Interrogation: Abuses

Government Requests Rehearing in Vance

By Benjamin Wittes
Sunday, September 25, 2011, 9:50 PM

The government has moved the Seventh Circuit Court of Appeals to rehear en banc the Vance case, which last month allowed a suit to proceed against former Defense Secretary Donald Rumsfeld by U.S. citizens who claim they were illegally detained and tortured in Iraq--and with some high-power amicus support. The rehearing petition summarizes the case as follows:

This case involves an exceptionally important question of whether a court, in the absence of legislative authority, may recognize a damage action against individual government officials regarding the detention and interrogation of military detainees in a foreign war zone. The Supreme Court and the other courts of appeals have “consistently refused to extend Bivens liability to any new context or new category of defendants.” Correctional Services Corp. v. Malesko, 534 U.S. 61, 68 (2001). A divided panel of this Court rejected that approach, instead presuming the existence of a Bivens remedy. The panel majority held that, notwithstanding the novel and highly sensitive military context and the fact that Congress has not elected to provide a damage action to former military detainees to sue U.S. military officials, such a damage action should be furnished to former military detainees regarding the conditions of their military detention in a foreign war zone. That unprecedented ruling is not only contrary the approach mandated by the Supreme Court and followed by the other circuits, but also is in direct tension with the D.C. Circuit’s rejection of similar damage actions brought by military detainees formerly held in Iraq, Afghanistan, and Guantánamo. The D.C. Circuit has properly held that military detention presents a sensitive and unique context, pertaining directly to matters of national security and military affairs, and that if damage claims are to be afforded to persons formerly detained by the U.S. military, such a cause of action must be enacted by Congress, and not created by the judiciary.
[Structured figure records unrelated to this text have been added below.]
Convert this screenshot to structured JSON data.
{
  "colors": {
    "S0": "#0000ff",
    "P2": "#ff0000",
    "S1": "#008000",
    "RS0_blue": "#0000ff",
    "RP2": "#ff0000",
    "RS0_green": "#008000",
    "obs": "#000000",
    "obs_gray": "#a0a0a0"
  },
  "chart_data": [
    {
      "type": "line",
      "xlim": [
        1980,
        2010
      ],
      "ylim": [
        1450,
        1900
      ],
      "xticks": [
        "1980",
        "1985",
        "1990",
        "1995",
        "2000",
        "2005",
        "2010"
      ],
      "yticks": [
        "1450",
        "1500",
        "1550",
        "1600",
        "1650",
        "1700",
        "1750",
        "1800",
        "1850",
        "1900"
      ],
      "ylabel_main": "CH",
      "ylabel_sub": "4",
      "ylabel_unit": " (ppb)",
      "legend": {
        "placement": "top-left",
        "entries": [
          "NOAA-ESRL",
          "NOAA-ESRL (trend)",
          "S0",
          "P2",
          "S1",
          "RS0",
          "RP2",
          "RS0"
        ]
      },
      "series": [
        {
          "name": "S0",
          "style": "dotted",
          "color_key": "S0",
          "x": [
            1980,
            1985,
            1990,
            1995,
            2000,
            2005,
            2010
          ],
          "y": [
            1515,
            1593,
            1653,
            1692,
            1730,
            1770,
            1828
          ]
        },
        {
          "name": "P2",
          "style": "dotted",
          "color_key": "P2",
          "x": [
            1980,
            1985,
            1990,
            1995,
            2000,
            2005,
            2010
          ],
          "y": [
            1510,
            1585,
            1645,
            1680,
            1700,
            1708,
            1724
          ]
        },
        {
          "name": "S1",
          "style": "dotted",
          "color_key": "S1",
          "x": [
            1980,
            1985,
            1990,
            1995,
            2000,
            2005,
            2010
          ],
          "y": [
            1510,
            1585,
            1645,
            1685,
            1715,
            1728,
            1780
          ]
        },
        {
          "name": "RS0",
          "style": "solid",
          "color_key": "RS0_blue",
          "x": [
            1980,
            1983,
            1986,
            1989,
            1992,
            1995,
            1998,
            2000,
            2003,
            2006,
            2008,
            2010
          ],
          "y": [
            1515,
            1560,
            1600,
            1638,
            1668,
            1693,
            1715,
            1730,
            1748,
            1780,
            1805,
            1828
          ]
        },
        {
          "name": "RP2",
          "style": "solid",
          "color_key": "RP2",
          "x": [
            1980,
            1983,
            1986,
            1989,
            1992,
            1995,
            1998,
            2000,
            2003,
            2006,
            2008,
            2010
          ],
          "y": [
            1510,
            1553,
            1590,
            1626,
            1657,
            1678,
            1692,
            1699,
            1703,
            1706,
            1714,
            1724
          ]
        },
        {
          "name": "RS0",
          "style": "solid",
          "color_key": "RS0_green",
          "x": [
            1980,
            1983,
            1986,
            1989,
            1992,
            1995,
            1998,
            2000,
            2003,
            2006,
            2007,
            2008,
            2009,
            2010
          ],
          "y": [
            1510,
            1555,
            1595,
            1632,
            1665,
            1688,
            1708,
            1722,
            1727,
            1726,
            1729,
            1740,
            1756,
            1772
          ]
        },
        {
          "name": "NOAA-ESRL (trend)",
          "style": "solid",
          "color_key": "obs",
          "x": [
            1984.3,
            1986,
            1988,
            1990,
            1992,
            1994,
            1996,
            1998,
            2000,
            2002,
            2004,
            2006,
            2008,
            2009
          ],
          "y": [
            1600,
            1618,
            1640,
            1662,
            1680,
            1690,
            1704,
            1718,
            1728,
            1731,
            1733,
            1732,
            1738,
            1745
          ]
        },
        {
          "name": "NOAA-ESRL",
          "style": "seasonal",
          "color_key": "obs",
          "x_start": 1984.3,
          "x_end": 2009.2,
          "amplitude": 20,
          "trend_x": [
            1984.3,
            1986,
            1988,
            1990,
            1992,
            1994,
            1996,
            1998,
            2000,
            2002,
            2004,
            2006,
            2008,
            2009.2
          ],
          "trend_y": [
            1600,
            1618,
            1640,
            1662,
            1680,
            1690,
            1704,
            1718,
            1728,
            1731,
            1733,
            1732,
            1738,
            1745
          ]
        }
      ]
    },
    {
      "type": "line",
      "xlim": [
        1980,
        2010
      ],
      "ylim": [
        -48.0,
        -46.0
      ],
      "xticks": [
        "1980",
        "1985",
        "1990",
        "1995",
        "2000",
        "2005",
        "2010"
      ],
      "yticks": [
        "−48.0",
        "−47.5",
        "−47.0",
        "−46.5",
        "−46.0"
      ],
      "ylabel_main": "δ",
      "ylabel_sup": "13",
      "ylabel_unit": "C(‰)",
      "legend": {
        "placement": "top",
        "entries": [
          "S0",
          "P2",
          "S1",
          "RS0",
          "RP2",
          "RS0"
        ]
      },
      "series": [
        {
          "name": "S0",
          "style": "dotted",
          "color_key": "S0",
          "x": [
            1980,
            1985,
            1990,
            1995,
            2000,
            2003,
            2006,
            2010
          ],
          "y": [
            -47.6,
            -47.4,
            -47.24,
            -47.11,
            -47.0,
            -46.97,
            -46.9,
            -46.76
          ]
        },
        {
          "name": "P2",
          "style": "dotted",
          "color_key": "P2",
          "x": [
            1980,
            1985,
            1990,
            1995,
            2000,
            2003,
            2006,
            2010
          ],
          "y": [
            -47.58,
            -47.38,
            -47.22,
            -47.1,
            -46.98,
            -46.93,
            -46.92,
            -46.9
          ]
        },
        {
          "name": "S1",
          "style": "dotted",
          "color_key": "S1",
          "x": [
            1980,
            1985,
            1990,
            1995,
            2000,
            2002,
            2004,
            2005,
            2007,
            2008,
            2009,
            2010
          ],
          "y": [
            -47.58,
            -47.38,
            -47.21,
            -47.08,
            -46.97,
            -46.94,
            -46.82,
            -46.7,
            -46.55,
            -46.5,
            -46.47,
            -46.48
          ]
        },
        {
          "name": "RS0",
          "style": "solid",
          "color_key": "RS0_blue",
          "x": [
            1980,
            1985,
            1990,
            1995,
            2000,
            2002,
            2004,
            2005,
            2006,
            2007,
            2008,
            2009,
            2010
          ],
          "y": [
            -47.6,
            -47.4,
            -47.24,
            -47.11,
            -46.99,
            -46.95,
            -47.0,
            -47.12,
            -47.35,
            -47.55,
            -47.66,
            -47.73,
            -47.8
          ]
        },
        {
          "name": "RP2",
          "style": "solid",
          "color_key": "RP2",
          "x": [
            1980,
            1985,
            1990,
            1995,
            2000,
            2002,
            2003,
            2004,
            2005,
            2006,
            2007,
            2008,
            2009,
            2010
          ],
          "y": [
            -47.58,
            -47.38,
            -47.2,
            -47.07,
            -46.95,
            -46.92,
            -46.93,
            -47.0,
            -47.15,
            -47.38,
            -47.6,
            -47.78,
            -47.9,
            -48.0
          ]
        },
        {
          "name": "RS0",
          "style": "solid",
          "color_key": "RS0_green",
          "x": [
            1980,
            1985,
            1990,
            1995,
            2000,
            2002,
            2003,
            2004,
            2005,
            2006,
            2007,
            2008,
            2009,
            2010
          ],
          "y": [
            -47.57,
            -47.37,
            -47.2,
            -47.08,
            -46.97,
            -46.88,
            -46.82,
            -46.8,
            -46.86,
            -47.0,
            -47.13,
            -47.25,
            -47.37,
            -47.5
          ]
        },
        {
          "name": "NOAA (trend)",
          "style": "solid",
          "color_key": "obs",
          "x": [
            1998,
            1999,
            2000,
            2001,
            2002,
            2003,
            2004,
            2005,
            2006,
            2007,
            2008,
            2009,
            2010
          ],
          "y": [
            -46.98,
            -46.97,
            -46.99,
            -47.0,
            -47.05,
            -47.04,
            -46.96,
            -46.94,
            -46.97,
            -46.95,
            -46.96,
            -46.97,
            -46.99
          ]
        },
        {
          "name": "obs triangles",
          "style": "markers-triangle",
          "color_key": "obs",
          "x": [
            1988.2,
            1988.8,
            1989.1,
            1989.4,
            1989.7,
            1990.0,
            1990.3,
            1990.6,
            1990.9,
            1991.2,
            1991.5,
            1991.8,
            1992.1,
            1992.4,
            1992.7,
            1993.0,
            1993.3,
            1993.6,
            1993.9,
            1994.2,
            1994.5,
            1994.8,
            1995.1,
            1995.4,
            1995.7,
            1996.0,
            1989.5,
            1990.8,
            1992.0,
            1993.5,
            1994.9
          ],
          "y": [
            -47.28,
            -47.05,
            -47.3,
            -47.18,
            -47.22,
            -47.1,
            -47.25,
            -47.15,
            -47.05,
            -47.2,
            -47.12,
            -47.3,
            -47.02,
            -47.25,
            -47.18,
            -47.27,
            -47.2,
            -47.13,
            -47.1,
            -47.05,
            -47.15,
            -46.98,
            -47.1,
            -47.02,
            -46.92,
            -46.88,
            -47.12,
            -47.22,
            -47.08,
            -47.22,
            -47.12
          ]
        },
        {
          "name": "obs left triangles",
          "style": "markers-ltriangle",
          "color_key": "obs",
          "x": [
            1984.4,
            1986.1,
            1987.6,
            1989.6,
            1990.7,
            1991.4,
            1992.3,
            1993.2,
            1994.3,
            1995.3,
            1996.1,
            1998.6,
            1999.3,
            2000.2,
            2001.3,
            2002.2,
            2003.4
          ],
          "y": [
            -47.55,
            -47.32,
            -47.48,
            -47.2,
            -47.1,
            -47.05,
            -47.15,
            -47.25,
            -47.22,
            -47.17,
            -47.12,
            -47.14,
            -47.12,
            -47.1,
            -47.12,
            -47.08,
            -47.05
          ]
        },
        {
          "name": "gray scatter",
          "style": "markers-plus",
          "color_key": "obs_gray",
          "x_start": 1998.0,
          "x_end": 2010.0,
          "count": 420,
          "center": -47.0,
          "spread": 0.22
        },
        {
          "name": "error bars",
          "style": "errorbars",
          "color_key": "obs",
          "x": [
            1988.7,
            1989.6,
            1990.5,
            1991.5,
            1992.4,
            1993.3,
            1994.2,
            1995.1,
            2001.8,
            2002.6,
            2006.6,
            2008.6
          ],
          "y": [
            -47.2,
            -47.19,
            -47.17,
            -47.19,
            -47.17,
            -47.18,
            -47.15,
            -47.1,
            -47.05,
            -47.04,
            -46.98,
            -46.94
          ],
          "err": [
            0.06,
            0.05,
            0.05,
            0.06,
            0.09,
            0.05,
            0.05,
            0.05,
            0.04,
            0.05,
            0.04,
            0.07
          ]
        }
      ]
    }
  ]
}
In fact, Congress has, by statute, provided a mechanism for persons held by the U.S. military, claiming personal injury or injury to property, to seek monetary redress, but only through a discretionary administrative claim process. Congress has not, however, provided a cause of action that would allow persons detained by the U.S. military during an armed conflict to sue military officials for monetary compensation. Indeed, when enacting a cause of action for claims of mistreatment, Congress carefully excluded claims against U.S. officials. In this context, it would be wholly inappropriate for a court, on its own, to recognize a Bivens action.

While the panel majority raises a number of policy arguments in favor of extending a money-damage remedy against military officials, its decision overlooks the Supreme Court’s admonition that “Congress is in a far better position than a court to evaluate the impact of a new species of litigation against those who act on the public’s behalf” and “can tailor any remedy to the problem perceived.” Wilkie v. Robbins, 551U.S. 537, 562 (2007). Here, that weighing and balancing resulted in Congress electing not to provide a court damage action. In this context, it is improper for a court to supplement the scheme created by Congress with a Bivens action.

The panel likewise erred in concluding that Secretary Rumsfeld was not entitled to qualified immunity. Plaintiffs would need to show that the former Secretary was personally responsible for the alleged violations of their rights. See Ashcroft v. Iqbal, 129 S.Ct. 1937, 1949-51 (2009). The complaint here, however, failed to allege a plausible link between the policies allegedly adopted by the former Secretary and the alleged mistreatment of plaintiffs while in military detention in Iraq. The panel majority’s decision is in error, creates a circuit conflict on an important issue of law, and plainly warrants review by the full Court.

In support of the government's rehearing petition, David Rivkin and Lee Casey have filed an amicus brief on behalf of "all living former U.S. Secretaries of Defense, except Secretary Rumsfeld, and several former Members of the Joint Chiefs of Staff." The former Pentagon officials, who also appeared as amici at the panel stage and received oral argument time, urge that "the courts may not now conjure up a money damage remedy against servicemembers and government officials and second-guess the decisions made during wartime by the civilian and military officials charged with the Nation’s defense. Congress’s creation of an effective framework for enforcing and vindicating the interests that Plaintiffs allege were violated reflects its judgment that U.S. military personnel and officials not be subject to civil litigation and personal liability for claims like Plaintiffs’."